Passar como? O chofer ia entrar na bronca, mas um dos organizadores da pequena
multidão, que já estava se acotovelando, com gestos bem significativos, fez ver
ao chofer do ônibus o que se passava. O chofer entendeu logo e ficou na paquera
do lance. Algum passageiro estrilou, mas ele, sem tirar os olhos do lance,
mostrou o que se passava. E o casal mandando brasa. A porta estava fechada. Mas
a luz do saguão ou hall de entrada estava acesa. Bem acesa e forte. A porta era
vidro fosco. Ora, a luz por trás do casal transmitia para a turma da rua a mais
perfeita silhueta que se poderia desejar. E foi juntando gente. Um gaiato quis
fazer onda, mas um tremendo e severo “psssssiu” lhe tapou a boca. Parecia uma
tropa de comandos ou de assalto pretendendo pegar o inimigo desprevenido.
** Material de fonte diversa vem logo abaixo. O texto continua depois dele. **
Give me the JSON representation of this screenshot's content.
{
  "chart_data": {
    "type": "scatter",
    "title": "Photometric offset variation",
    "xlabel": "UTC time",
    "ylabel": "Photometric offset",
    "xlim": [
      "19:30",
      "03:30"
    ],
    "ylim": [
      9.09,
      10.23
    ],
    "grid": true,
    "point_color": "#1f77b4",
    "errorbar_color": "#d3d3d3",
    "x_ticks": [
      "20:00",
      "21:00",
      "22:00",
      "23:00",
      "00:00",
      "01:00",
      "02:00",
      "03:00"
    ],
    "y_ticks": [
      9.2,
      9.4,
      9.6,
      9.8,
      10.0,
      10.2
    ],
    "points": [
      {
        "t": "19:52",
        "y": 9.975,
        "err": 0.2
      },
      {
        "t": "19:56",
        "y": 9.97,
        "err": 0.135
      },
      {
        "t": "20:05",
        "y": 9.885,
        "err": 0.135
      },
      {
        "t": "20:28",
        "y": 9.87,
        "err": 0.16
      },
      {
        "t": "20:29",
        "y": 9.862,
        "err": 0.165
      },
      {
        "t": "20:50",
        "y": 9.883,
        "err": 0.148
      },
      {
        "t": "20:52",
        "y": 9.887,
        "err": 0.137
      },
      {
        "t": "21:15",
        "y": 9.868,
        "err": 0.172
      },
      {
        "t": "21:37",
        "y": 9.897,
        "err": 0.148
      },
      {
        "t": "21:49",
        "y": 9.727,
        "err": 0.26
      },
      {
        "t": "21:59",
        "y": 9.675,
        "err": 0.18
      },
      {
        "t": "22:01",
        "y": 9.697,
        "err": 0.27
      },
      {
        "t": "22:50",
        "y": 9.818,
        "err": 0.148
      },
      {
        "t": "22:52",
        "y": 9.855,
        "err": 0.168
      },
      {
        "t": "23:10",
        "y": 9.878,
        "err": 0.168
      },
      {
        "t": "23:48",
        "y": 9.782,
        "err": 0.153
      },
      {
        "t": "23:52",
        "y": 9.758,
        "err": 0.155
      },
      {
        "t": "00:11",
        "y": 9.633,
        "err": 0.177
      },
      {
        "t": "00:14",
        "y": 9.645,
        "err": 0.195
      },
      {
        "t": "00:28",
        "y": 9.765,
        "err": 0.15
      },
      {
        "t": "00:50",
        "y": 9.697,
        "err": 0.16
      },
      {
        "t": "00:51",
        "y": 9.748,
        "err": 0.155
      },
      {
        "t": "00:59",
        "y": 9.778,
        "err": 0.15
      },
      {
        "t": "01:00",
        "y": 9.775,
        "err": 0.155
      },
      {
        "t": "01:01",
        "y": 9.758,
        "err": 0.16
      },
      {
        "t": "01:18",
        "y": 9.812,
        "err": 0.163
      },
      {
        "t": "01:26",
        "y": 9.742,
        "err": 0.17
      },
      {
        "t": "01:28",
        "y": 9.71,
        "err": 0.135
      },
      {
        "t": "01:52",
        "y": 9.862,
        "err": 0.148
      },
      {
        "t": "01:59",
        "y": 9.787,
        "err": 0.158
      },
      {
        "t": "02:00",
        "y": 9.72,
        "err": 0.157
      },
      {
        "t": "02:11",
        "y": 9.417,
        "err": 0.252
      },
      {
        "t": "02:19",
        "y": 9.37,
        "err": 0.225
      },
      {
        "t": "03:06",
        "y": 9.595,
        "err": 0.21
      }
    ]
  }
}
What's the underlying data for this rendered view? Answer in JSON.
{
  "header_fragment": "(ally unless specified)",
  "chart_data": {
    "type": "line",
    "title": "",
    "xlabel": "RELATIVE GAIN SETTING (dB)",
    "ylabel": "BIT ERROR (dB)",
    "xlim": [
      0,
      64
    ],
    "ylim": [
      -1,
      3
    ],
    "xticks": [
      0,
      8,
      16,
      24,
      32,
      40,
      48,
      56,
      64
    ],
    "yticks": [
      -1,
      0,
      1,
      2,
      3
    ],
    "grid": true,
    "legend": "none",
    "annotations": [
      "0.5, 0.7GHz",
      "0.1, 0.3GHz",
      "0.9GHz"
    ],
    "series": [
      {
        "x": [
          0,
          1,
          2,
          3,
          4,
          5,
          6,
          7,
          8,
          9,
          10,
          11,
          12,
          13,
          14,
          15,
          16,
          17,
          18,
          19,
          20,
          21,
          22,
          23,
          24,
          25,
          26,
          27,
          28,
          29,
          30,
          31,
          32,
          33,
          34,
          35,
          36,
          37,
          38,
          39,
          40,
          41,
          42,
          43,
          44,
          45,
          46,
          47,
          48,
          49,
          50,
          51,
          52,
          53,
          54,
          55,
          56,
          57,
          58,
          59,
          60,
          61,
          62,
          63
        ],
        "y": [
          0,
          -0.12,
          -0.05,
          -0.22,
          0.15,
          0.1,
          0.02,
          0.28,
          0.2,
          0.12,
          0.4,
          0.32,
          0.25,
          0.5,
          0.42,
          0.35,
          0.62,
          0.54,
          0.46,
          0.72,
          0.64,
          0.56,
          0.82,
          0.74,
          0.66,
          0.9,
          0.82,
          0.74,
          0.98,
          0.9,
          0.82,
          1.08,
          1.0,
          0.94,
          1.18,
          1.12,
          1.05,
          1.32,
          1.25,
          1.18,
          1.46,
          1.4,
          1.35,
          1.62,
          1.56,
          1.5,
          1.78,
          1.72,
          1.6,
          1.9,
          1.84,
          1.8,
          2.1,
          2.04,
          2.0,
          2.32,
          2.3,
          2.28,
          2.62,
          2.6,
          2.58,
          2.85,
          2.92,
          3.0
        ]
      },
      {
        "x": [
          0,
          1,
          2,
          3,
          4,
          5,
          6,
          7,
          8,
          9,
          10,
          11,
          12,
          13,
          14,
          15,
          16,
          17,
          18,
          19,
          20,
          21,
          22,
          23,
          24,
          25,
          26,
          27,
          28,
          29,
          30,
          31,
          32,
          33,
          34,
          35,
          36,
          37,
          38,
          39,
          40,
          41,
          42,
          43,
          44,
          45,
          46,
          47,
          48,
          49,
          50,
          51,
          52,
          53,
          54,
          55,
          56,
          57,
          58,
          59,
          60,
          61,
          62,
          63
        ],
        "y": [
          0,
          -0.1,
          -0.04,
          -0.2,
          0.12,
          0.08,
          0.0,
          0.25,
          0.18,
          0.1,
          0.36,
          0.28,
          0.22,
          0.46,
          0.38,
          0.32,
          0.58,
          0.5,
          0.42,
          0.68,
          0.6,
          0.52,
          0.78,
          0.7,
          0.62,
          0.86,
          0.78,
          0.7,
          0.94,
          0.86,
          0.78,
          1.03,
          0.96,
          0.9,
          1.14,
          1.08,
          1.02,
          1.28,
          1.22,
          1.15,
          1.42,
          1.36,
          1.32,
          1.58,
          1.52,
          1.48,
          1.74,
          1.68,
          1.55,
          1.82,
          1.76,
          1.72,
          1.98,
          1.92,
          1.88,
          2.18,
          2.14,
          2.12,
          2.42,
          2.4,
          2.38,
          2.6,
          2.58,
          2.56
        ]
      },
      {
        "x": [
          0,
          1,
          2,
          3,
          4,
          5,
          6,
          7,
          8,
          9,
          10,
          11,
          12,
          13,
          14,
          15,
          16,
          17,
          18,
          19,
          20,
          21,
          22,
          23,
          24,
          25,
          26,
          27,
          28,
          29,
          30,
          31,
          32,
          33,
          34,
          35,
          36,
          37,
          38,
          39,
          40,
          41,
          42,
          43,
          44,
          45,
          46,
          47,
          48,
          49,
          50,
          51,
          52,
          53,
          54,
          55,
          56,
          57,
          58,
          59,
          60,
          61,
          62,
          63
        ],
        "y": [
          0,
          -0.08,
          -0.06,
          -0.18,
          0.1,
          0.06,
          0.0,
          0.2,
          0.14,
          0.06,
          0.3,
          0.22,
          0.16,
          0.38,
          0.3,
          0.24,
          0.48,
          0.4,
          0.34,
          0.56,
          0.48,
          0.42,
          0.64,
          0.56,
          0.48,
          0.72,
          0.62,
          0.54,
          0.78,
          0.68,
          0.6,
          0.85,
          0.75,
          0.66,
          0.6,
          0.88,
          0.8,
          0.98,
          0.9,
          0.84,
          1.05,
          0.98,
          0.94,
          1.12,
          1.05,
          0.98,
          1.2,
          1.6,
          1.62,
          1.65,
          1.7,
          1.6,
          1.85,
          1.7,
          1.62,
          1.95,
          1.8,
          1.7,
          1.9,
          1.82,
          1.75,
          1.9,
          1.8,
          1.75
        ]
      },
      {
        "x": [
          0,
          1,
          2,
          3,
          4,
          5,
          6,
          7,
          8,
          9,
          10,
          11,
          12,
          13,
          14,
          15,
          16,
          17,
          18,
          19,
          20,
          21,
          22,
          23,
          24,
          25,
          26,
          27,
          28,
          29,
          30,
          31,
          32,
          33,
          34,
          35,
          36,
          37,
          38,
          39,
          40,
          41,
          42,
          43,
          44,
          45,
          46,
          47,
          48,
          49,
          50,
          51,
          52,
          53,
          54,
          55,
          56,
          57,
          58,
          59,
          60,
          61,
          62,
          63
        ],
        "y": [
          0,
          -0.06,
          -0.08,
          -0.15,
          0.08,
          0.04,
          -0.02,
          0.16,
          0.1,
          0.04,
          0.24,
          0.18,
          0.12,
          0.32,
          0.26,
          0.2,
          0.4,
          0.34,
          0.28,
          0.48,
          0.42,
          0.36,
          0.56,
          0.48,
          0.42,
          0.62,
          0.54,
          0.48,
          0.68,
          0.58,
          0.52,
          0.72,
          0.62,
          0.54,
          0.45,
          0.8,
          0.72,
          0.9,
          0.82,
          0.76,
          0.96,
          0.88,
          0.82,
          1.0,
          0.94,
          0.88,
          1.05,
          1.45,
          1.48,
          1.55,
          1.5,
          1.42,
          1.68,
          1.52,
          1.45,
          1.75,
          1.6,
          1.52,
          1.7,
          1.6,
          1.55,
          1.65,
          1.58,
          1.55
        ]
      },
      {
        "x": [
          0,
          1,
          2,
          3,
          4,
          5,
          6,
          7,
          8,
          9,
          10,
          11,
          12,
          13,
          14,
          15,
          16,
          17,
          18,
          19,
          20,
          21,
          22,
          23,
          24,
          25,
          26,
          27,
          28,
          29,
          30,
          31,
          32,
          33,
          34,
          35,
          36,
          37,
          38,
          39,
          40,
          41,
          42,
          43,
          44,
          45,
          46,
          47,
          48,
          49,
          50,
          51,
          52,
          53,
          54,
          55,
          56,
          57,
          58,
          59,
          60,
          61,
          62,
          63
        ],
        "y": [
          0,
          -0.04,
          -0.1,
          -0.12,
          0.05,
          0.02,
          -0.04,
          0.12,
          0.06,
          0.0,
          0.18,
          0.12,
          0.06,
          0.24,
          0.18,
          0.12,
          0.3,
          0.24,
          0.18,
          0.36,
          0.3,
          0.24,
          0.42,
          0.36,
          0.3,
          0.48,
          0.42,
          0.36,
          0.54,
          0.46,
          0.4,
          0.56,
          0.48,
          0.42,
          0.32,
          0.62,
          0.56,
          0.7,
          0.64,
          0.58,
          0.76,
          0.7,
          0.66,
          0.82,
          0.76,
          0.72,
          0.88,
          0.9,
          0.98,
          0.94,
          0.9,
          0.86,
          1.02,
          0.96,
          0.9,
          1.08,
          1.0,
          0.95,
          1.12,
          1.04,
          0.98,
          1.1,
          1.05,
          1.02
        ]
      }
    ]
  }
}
Com o
ônibus parado e mal parado, os carros iam parando e as indicações sempre
diretas apontando para o evento e pedindo silêncio. Todos compreendiam logo e
até casais que iam passando paravam para olhar a cena inédita. De repente, o
casal lá de dentro parou rapidamente. A mulher, que estava sempre abaixada,
meio de quatro, se arrumou depressa. A rua ficou no mais profundo silêncio. Um
segurando o outro para ninguém invadir o lugar privilegiado de alguém que
chegara primeiro. Mas não era nada de mais. O elevador fora acionado, o casal
atuante teve de parar e de dentro do prédio saiu um cidadão. Uma vaia chegou a
ser ensaiada, mas o “sinal” de silêncio foi mais forte. O cara saiu, ficou meio
atônito de ver a rua tão cheia. E, ante os gestos e vozes surdas de “cai
fora... cai fora...”, olhou para trás e entendeu tudo. Procurou se ajeitar ali
pela frente, mais foi energicamente barrado. Arrumou um lugar mais atrás e toda
aquela pressa da saída do edifício desapareceu. O casal lá dentro engrenou de
novo. Do começo. Fizeram tudo e de repente terminou. Um “oh... oh!” se fez
ouvir. O cara do casal se arrumou, ela também. Ele deu um beijinho e veio para
a rua. Mal a porta se abriu, uma tremenda ovação. Bateram palmas e saudaram o
cidadão. Ele, meio aturdido, tomou a rua e se mandou, sumindo na primeira
esquina da Rua Miguel Lemos em direção à Rua Barata Ribeiro. Desapareceu na
noite e o papo bem entusiasmado voltou para a esquina. O ônibus foi embora e os
carros puderam passar.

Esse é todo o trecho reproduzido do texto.